Some of us optimistically believed that, after the glorious mayhem of 2015-16, they wouldn’t be able to press a reset button and see the Premier League go back to predictable normality.
Depressingly, we were wrong.
And, like a stopped clock twice a day, Wenger was telling it right.
A S-LAP IN THE FACE
WHEN exactly did end-of- season ‘laps of appreciation’ become compulsory?
Did Stoke need one after their 4-1 defeat by Arsenal?
Did West Ham have to troop round a 90-per-cent-empty Olympic Stadium (and it’s not *the* London Stadium, it’s *a* London stadium) after their 4-0 tonking by Liverpool?
As we proved following the 0-0 dead-rubber draw with Costa Rica at the last World Cup, there’s one thing English football leads the world at — fans and players applauding each other to commemorate crushing failure.
TOTTENHAM’S move to a new stadium is both necessary and inevitable.
Yet football-wise it has arrived at precisely the wrong time.
Spurs won 17 and drew two of 19 league games at White Hart Lane this term and finished with 17 straight wins in all competitions at their spiritual home.
Had they still been at the Lane next season, I’d tip Mauricio Pochettino’s outstanding young team to win the title.
At Wembley, I can’t see them making the top four.
SO Tottenham will make a 12,000-mile round trip to Hong Kong and Liverpool will travel 21,000 miles to Sydney and back for post-season friendlies.
Next season these clubs will be telling you again how congested the fixture list is and how burnt out their poor little lambkin players are.
When they do so, remember how they flew their exhausted stars to the ends of the Earth for a few extra quid, despite living in the age of £5billion TV deals.
KP RIGHT OVER BEN
FOR all his faults, Kevin Pietersen is an excellent and outspoken TV pundit.
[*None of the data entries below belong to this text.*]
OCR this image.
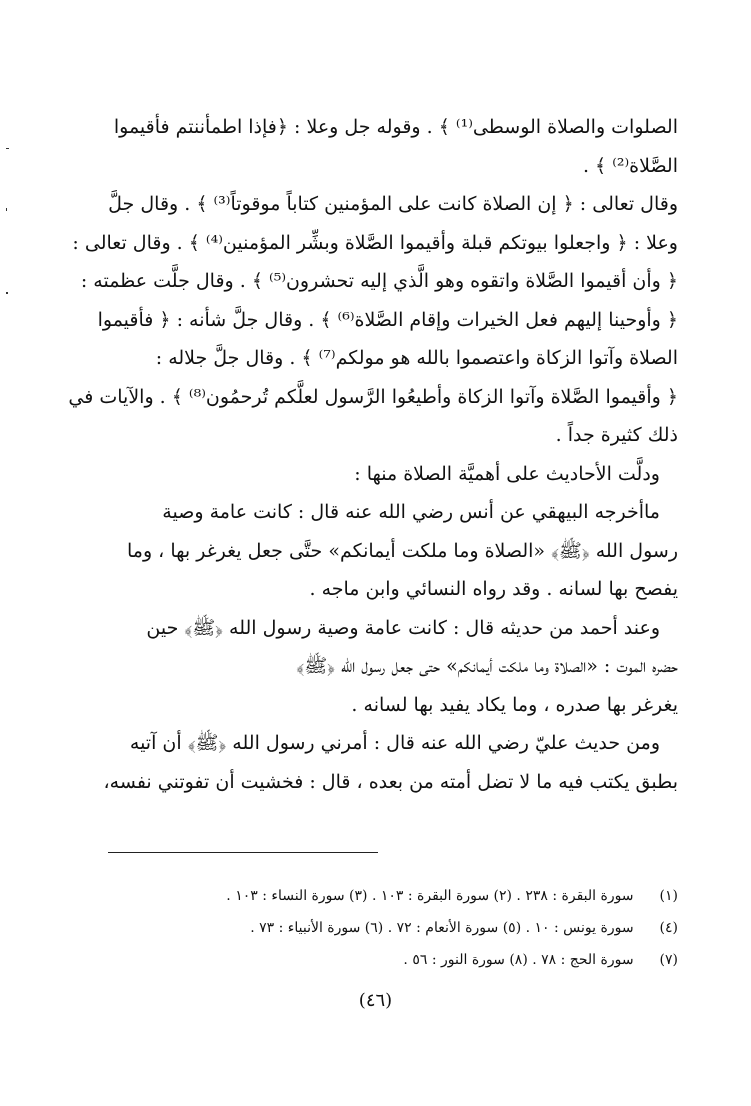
الصلوات والصلاة الوسطى⁽¹⁾ ﴾ . وقوله جل وعلا : ﴿فإذا اطمأننتم فأقيموا
الصَّلاة⁽²⁾ ﴾ .
وقال تعالى : ﴿ إن الصلاة كانت على المؤمنين كتاباً موقوتاً⁽³⁾ ﴾ . وقال جلَّ
وعلا : ﴿ واجعلوا بيوتكم قبلة وأقيموا الصَّلاة وبشِّر المؤمنين⁽⁴⁾ ﴾ . وقال تعالى :
﴿ وأن أقيموا الصَّلاة واتقوه وهو الَّذي إليه تحشرون⁽⁵⁾ ﴾ . وقال جلَّت عظمته :
﴿ وأوحينا إليهم فعل الخيرات وإقام الصَّلاة⁽⁶⁾ ﴾ . وقال جلَّ شأنه : ﴿ فأقيموا
الصلاة وآتوا الزكاة واعتصموا بالله هو مولكم⁽⁷⁾ ﴾ . وقال جلَّ جلاله :
﴿ وأقيموا الصَّلاة وآتوا الزكاة وأطيعُوا الرَّسول لعلَّكم تُرحمُون⁽⁸⁾ ﴾ . والآيات في
ذلك كثيرة جداً .
ودلَّت الأحاديث على أهميَّة الصلاة منها :
ماأخرجه البيهقي عن أنس رضي الله عنه قال : كانت عامة وصية
رسول الله ﴿ﷺ﴾ «الصلاة وما ملكت أيمانكم» حتَّى جعل يغرغر بها ، وما
يفصح بها لسانه . وقد رواه النسائي وابن ماجه .
وعند أحمد من حديثه قال : كانت عامة وصية رسول الله ﴿ﷺ﴾ حين
حضره الموت : «الصلاة وما ملكت أيمانكم» حتى جعل رسول الله ﴿ﷺ﴾
يغرغر بها صدره ، وما يكاد يفيد بها لسانه .
ومن حديث عليّ رضي الله عنه قال : أمرني رسول الله ﴿ﷺ﴾ أن آتيه
بطبق يكتب فيه ما لا تضل أمته من بعده ، قال : فخشيت أن تفوتني نفسه،
(١) سورة البقرة : ٢٣٨ . (٢) سورة البقرة : ١٠٣ . (٣) سورة النساء : ١٠٣ .
(٤) سورة يونس : ١٠ . (٥) سورة الأنعام : ٧٢ . (٦) سورة الأنبياء : ٧٣ .
(٧) سورة الحج : ٧٨ . (٨) سورة النور : ٥٦ .
(٤٦)
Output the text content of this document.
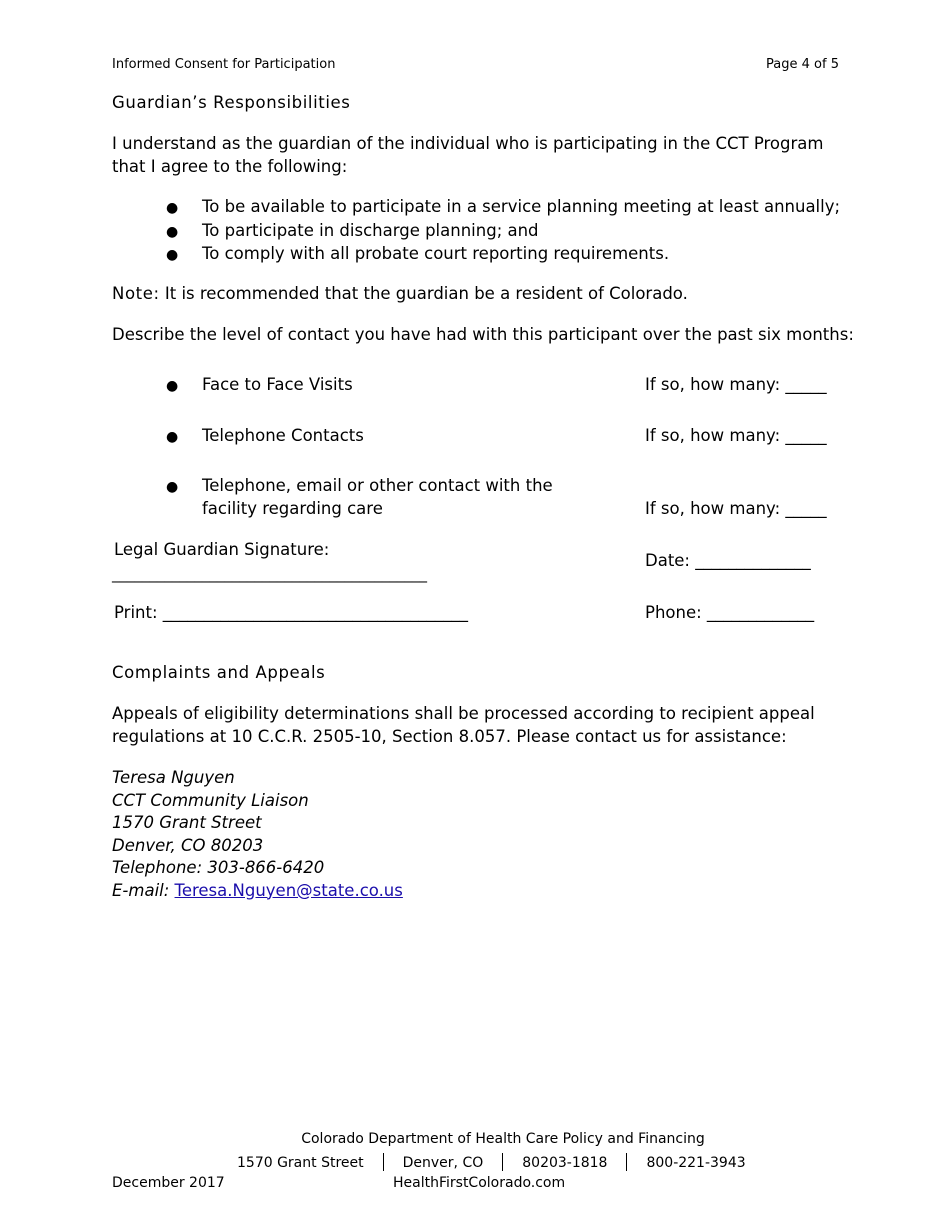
Informed Consent for Participation	Page 4 of 5
Guardian’s Responsibilities
I understand as the guardian of the individual who is participating in the CCT Program
that I agree to the following:
● To be available to participate in a service planning meeting at least annually;

● To participate in discharge planning; and

● To comply with all probate court reporting requirements.

Note: It is recommended that the guardian be a resident of Colorado.
Describe the level of contact you have had with this participant over the past six months:
● Face to Face Visits	If so, how many: _____
● Telephone Contacts	If so, how many: _____
● Telephone, email or other contact with the
facility regarding care	If so, how many: _____
Legal Guardian Signature:
__________________________________________
Date: ______________
Print: _____________________________________	Phone: _____________
Complaints and Appeals
Appeals of eligibility determinations shall be processed according to recipient appeal
regulations at 10 C.C.R. 2505-10, Section 8.057. Please contact us for assistance:
Teresa Nguyen
CCT Community Liaison
1570 Grant Street
Denver, CO 80203
Telephone: 303-866-6420
E-mail: Teresa.Nguyen@state.co.us
Colorado Department of Health Care Policy and Financing
1570 Grant Street	Denver, CO	80203-1818	800-221-3943
December 2017	HealthFirstColorado.com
While he never needed much excuse to slate his former ECB bosses, Pietersen was absolutely right to decry the ‘pathetic shambles’ of Ben Stokes being dragged home before the Indian Premier League play-offs — just so he can attend an England training ‘boot camp’.
Come the revolution, enforced bonding sessions will be banned from every workplace.
Until then, keep up the good work, KP.
TOUCH OF CLASS
POUND for pound, the best two managerial achievements of the season were Paul Clement keeping Swansea up and Danny Cowley leading Lincoln City to the FA Cup quarters as well as promotion to the Football League.
Neither Clement nor Cowley were professional footballers — both are former PE teachers.
If we wonder why English bosses often lag behind foreign counterparts, it is because we rarely look beyond a group of inward-looking ex-pros and ignore the wider talent pool.
MAC CRACKS ME UP
THERE are some excellent commentators on BBC Radio 5 Live. But enough of them, how about Conor McNamara?
During his West Ham v Liverpool commentary on Sunday, McNamara demanded that all transfer gossip should be banned — then, without drawing breath, started discussing speculation linking Daniel Sturridge to the Hammers.
Oh to be a state-funded broadcaster, able to go through an entire career without breaking a news story while sneering at others who do.